Por que celebrar a Solenidade de Santa Maria Mãe de Deus?
Celebrada em 1º de janeiro, a solenidade conclui a Oitava de Natal, proclama a maternidade divina de Maria e une a fé cristã ao compromisso com a paz
“A Santíssima Virgem é, desde os tempos mais antigos, honrada com o título de ‘Mãe de Deus’”, afirma a Constituição dogmática Lumen Gentium (n. 66). Celebrada em 1º de janeiro, a Solenidade de Santa Maria, Mãe de Deus ocupa um lugar central na fé cristã e na vida litúrgica da Igreja. A seguir, sete pontos ajudam a compreender o significado desta celebração.
1. Conclusão da Oitava de Natal
A solenidade encerra a Oitava de Natal, período de oito dias iniciado em 25 de dezembro, durante o qual a Igreja celebra de forma contínua o nascimento de Jesus. A referência bíblica remete à circuncisão ao oitavo dia, sinal da antiga aliança, momento em que o Menino recebeu o nome anunciado pelo anjo: Jesus (cf. Lc 2,21).
2. Maria como Theotokos
Desde os primeiros séculos, os cristãos chamam Maria de Theotokos, termo grego que significa “Mãe de Deus”. Esse título aparece em inscrições das catacumbas romanas e em antigos testemunhos do cristianismo oriental.

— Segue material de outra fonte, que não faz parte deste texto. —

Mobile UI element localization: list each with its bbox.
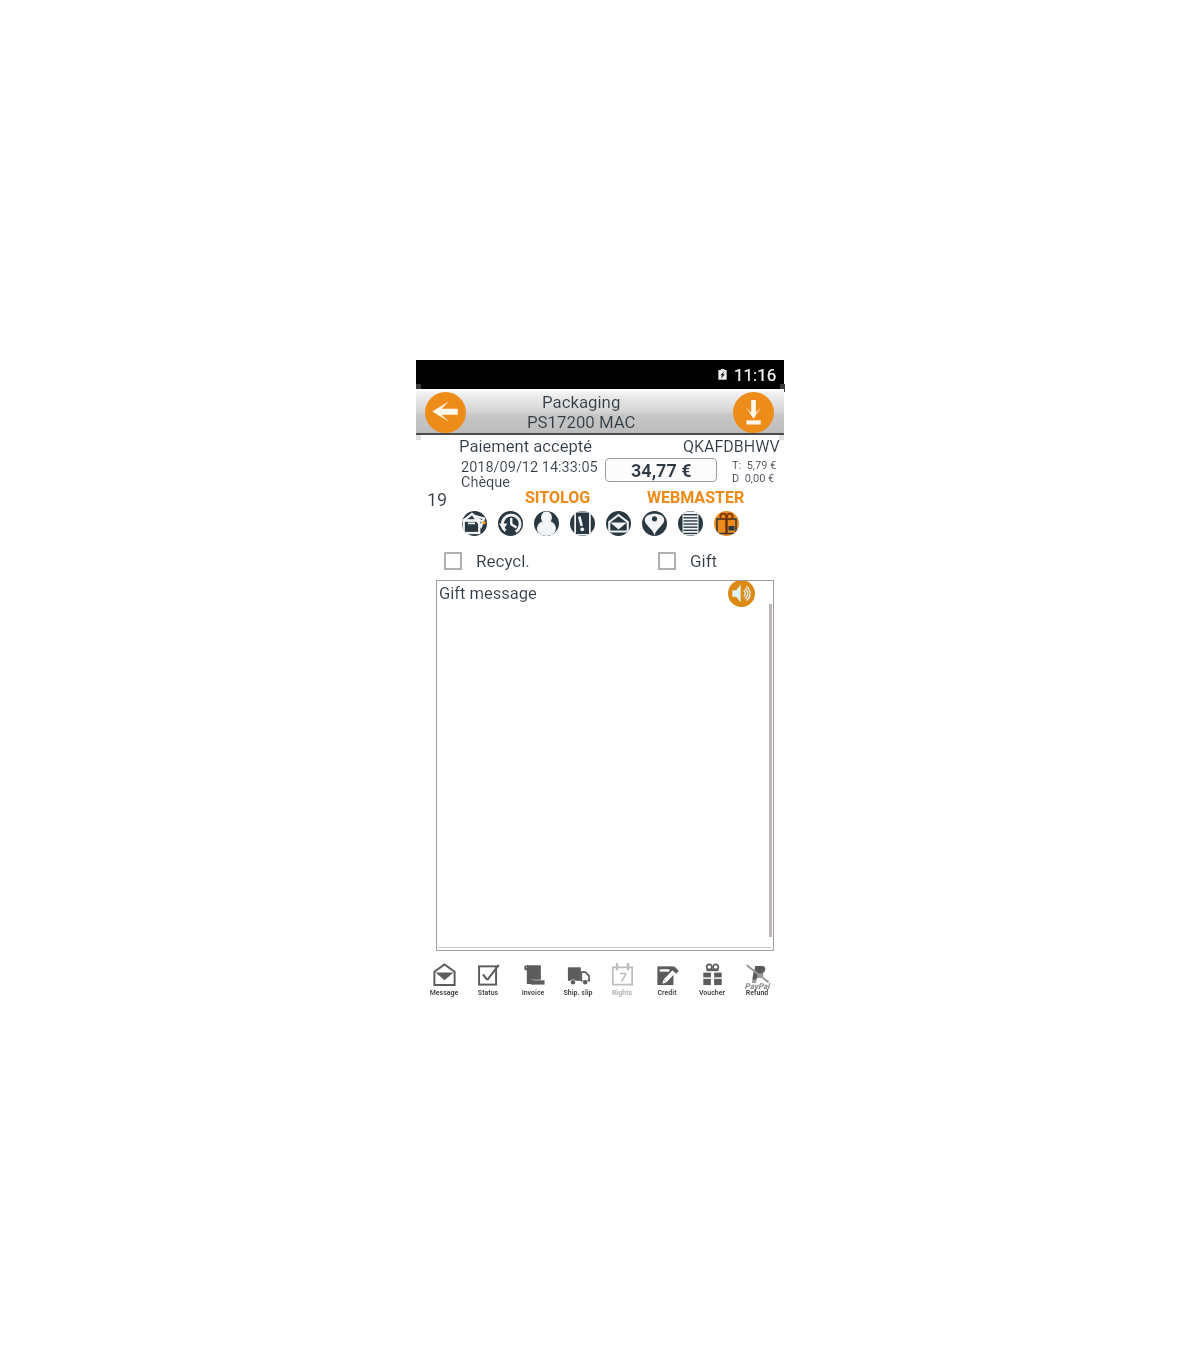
button[interactable]: Parcel: [462, 511, 487, 536]
staticText: Gift: [690, 551, 718, 571]
button[interactable]: Message: [422, 956, 466, 998]
staticText: Message: [422, 989, 466, 997]
button[interactable]: History: [498, 511, 523, 536]
button[interactable]: Rights: [600, 956, 644, 998]
staticText: Ship. slip: [556, 989, 600, 997]
staticText: Status: [466, 989, 510, 997]
staticText: T: 5,79 €: [732, 459, 777, 472]
button[interactable]: Recycl.: [444, 548, 530, 574]
button[interactable]: 34,77 €: [605, 458, 717, 482]
button[interactable]: Status: [466, 956, 510, 998]
staticText: Credit: [645, 989, 689, 997]
button[interactable]: Credit: [645, 956, 689, 998]
button[interactable]: PayPal: [735, 956, 779, 998]
staticText: PayPal: [735, 982, 779, 991]
button[interactable]: Back: [425, 392, 466, 433]
button[interactable]: Alert: [570, 511, 595, 536]
staticText: SITOLOG: [525, 488, 591, 507]
button[interactable]: Mail: [606, 511, 631, 536]
staticText: Chèque: [461, 474, 511, 491]
button[interactable]: SITOLOG: [504, 488, 612, 507]
staticText: Recycl.: [476, 551, 530, 571]
staticText: PS17200 MAC: [527, 412, 636, 432]
button[interactable]: Gift: [714, 511, 739, 536]
button[interactable]: Gift: [658, 548, 718, 574]
button[interactable]: Download: [733, 392, 774, 433]
staticText: Paiement accepté: [459, 437, 593, 456]
button[interactable]: Customer: [534, 511, 559, 536]
staticText: 34,77 €: [631, 460, 692, 481]
staticText: D 0,00 €: [732, 472, 775, 485]
button[interactable]: Gift message: [436, 580, 774, 951]
staticText: QKAFDBHWV: [683, 437, 780, 456]
staticText: Rights: [600, 989, 644, 997]
button[interactable]: Location: [642, 511, 667, 536]
staticText: 2018/09/12 14:33:05: [461, 459, 598, 476]
staticText: 19: [427, 489, 448, 510]
button[interactable]: Read aloud: [728, 580, 755, 607]
staticText: Gift message: [439, 584, 537, 603]
staticText: Refund: [735, 989, 779, 997]
button[interactable]: Ship. slip: [556, 956, 600, 998]
staticText: WEBMASTER: [647, 488, 745, 507]
button[interactable]: Invoice: [511, 956, 555, 998]
button[interactable]: WEBMASTER: [642, 488, 750, 507]
staticText: Voucher: [690, 989, 734, 997]
button[interactable]: Voucher: [690, 956, 734, 998]
staticText: Invoice: [511, 989, 555, 997]
staticText: Packaging: [542, 392, 621, 412]
staticText: 11:16: [734, 365, 777, 385]
button[interactable]: Details: [678, 511, 703, 536]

O dogma foi solenemente proclamado no Concílio de Éfeso, em 431, quando os bispos afirmaram: Maria é verdadeiramente Mãe de Deus porque Jesus Cristo, seu Filho, é verdadeiro Deus.
3. Um título nascido da fé
O título “Mãe de Deus” não surgiu de especulação filosófica, mas da experiência de fé da Igreja. Uma das mais antigas orações marianas — Sub tuum praesidium — já invocava Maria como Mãe de Deus no século III, testemunhando a devoção e a consciência cristã primitiva.
4. Uma das mais antigas festas marianas
A celebração da Maternidade de Maria é uma das festas marianas mais antigas. No século V, em Bizâncio, já existia uma memória litúrgica da Mãe de Deus no dia seguinte ao Natal. Com o tempo, a festa foi sendo incorporada à liturgia romana e enriquecida com textos próprios.
5. Maria e o Dia Mundial da Paz
Ao longo da história, a data passou por adaptações litúrgicas. Em 1969, com a reforma pós-Concílio Vaticano II, a solenidade foi fixada em 1º de janeiro, início do ano civil.
Um ano antes, em 1968, São Paulo VI instituiu para esta data o Dia Mundial da Paz, unindo a contemplação de Maria ao compromisso cristão com a reconciliação e a paz entre os povos.
6. Fundamento dos dogmas marianos
O título “Mãe de Deus” é o dogma mariano fundamental, do qual derivam todos os outros: Imaculada Conceição, Virgindade Perpétua e Assunção.
É a partir dessa verdade de fé que a Igreja compreende e professa os diversos títulos atribuídos a Maria, como Mãe da Igreja, Advogada, Medianeira e Rainha.
7. A dignidade da mulher e o “sim” de Maria
Em catequese de 1996, São João Paulo II explicou que o título “Mãe de Deus” proclama não apenas a verdade sobre Cristo, mas também a dignidade da mulher.
Deus não impôs a Encarnação: aguardou o consentimento livre de Maria. Seu “sim” revela que a salvação passa pela liberdade, pela responsabilidade e pela cooperação humana com a graça divina.
Ao celebrar Santa Maria, Mãe de Deus, a Igreja contempla o mistério da Encarnação, inicia o novo ano sob o sinal da paz e recorda que a fé cristã se constrói na escuta, na liberdade e na confiança em Deus que se faz próximo.